Pratica ed efficiente, pensò Ed. Beh, almeno in questo sembrava proprio il tenente Hawkeye che conoscevano.
- Sì – rispose la ragazza, per poi far loro un cenno – Venite -.
Dopo aver salito le scale e raggiunto la stanza, pulita e accogliente, la giovane disse:
- Qui accanto c'è il bagno, se ne avete bisogno. Ora scendo a dare una mano a mia zia, vi chiamo quando è pronta la cena -.
I due ringraziarono e lei fece per andarsene, ma ad un tratto sembrò venirle in mente una cosa.
- A proposito, come vi chiamate? Con tutto questo trambusto su Noa, non ve l'ho ancora chiesto -.
- Edward e Alphonse Elric – rispose Ed, accennando anche ad Al.
- Siete fratelli? -.
Al annuì, per poi chiedere:
- Tu invece ti chiami... Win? -.
- Sì – sorrise divertita – In realtà è il diminutivo di un nome da Valchiria come Winfrieda, ma vi prego di chiamarmi Win anche voi -.
Oh, niente di più facile, pensò Ed. Vide Al lanciargli un'occhiata strana, come a chiedergli cosa fossero le Valchirie, e lui fece un'espressione del tipo “te lo spiego dopo”.
- E io posso chiamarvi Ed e Al? Sapete, tendo ad accorciare i nomi: lo trovo molto più comodo -.
Annuirono entrambi, in silenzio, ma Win non si accorse che non avevano neanche aperto bocca.
- Va bene, allora vi chiamo dopo. Fate come se foste a casa vostra! - si congedò, scendendo le scale.
Oh, ci si sentivano a casa. Si scambiarono un'occhiata, rischiando di mettersi a ridere. Erano stanchissimi per il viaggio e le lunghe ore trascorse al freddo, ma in quel momento il loro cuore si scaldò come non capitava da tempo.
Ed e Al. Certe cose non cambiavano mai. Grazie al cielo.

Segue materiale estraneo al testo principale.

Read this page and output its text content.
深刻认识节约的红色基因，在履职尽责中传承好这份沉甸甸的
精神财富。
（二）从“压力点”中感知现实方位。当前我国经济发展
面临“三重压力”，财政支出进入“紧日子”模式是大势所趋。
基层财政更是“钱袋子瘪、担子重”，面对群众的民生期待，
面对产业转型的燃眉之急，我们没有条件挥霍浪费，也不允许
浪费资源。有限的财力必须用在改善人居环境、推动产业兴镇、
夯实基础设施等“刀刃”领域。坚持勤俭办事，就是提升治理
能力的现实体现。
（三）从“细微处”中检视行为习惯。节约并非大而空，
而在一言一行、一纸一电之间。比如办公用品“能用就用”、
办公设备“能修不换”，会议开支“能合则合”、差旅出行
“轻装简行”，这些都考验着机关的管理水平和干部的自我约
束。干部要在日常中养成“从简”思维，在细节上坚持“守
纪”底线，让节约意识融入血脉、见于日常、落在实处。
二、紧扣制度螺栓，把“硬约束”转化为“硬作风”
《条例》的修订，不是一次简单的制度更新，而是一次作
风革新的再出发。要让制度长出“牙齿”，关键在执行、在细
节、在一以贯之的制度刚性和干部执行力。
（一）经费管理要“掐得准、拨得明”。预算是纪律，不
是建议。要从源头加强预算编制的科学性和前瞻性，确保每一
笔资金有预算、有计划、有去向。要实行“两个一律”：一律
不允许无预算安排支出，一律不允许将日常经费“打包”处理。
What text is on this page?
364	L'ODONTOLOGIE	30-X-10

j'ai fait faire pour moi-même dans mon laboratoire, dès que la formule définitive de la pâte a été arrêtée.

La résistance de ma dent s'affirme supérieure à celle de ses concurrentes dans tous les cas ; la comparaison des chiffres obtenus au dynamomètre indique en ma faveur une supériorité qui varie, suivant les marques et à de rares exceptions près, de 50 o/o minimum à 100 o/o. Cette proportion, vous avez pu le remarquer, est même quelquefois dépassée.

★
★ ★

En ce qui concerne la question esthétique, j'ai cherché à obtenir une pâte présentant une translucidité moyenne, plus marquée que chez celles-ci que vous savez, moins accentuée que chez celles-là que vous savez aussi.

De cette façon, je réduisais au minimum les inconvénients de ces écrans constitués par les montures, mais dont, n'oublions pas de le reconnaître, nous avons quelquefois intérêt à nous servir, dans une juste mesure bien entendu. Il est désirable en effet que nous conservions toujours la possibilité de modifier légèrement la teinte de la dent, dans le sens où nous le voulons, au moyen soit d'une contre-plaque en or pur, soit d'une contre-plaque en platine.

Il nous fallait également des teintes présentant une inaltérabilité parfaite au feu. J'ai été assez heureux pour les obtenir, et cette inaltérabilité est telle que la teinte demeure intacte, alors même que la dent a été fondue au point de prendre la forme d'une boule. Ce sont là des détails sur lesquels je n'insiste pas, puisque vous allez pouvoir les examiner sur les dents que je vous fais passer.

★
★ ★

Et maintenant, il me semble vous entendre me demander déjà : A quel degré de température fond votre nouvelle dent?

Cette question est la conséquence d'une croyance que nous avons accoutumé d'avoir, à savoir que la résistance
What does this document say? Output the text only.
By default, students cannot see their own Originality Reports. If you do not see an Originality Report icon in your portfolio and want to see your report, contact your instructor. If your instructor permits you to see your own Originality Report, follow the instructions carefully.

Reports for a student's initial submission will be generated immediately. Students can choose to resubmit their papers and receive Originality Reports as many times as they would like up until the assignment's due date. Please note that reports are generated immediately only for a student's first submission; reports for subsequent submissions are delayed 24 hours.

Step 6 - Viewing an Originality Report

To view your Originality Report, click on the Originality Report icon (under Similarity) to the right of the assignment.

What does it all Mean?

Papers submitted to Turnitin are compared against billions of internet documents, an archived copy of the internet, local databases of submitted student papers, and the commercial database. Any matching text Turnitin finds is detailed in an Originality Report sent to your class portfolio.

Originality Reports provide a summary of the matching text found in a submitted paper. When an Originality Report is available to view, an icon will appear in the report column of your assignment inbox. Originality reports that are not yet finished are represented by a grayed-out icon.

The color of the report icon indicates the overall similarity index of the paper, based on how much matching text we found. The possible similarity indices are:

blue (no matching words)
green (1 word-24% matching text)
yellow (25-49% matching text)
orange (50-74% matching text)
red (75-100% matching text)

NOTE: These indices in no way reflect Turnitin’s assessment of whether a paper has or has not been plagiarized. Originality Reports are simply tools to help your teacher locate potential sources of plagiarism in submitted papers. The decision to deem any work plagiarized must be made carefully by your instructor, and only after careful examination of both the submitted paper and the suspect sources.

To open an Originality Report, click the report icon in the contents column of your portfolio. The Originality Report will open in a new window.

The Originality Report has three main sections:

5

(¹) Però letto alla tedesca, quindi “vin”.



Con mia grande gioia, questa fic si è classificata prima al contest “Quotes from Watchmen” di DarkRose86, vincendo anche il premio per la miglior fanfiction.
Scopo di tale contest era scrivere una storia ispirata ad una frase tratta dal film “Watchmen”. Quella che ho scelto io è riportata all'inizio, e tutta questa fic è liberamente ispirata ad essa.

Come si evince dall'introduzione, questa storia è un'ipotesi di come possono essere andate le cose dopo la fine del film di “Full Metal Alchemist”. Perciò la serie “Brotherhood” non viene presa in esame, qui.
In realtà credo proprio che diventerà una serie, perché ci sono già altre tre storie bell'e pronte (mi sono fatta un po' prendere la mano, lo so). Ma le ho scritte col cuore, davvero.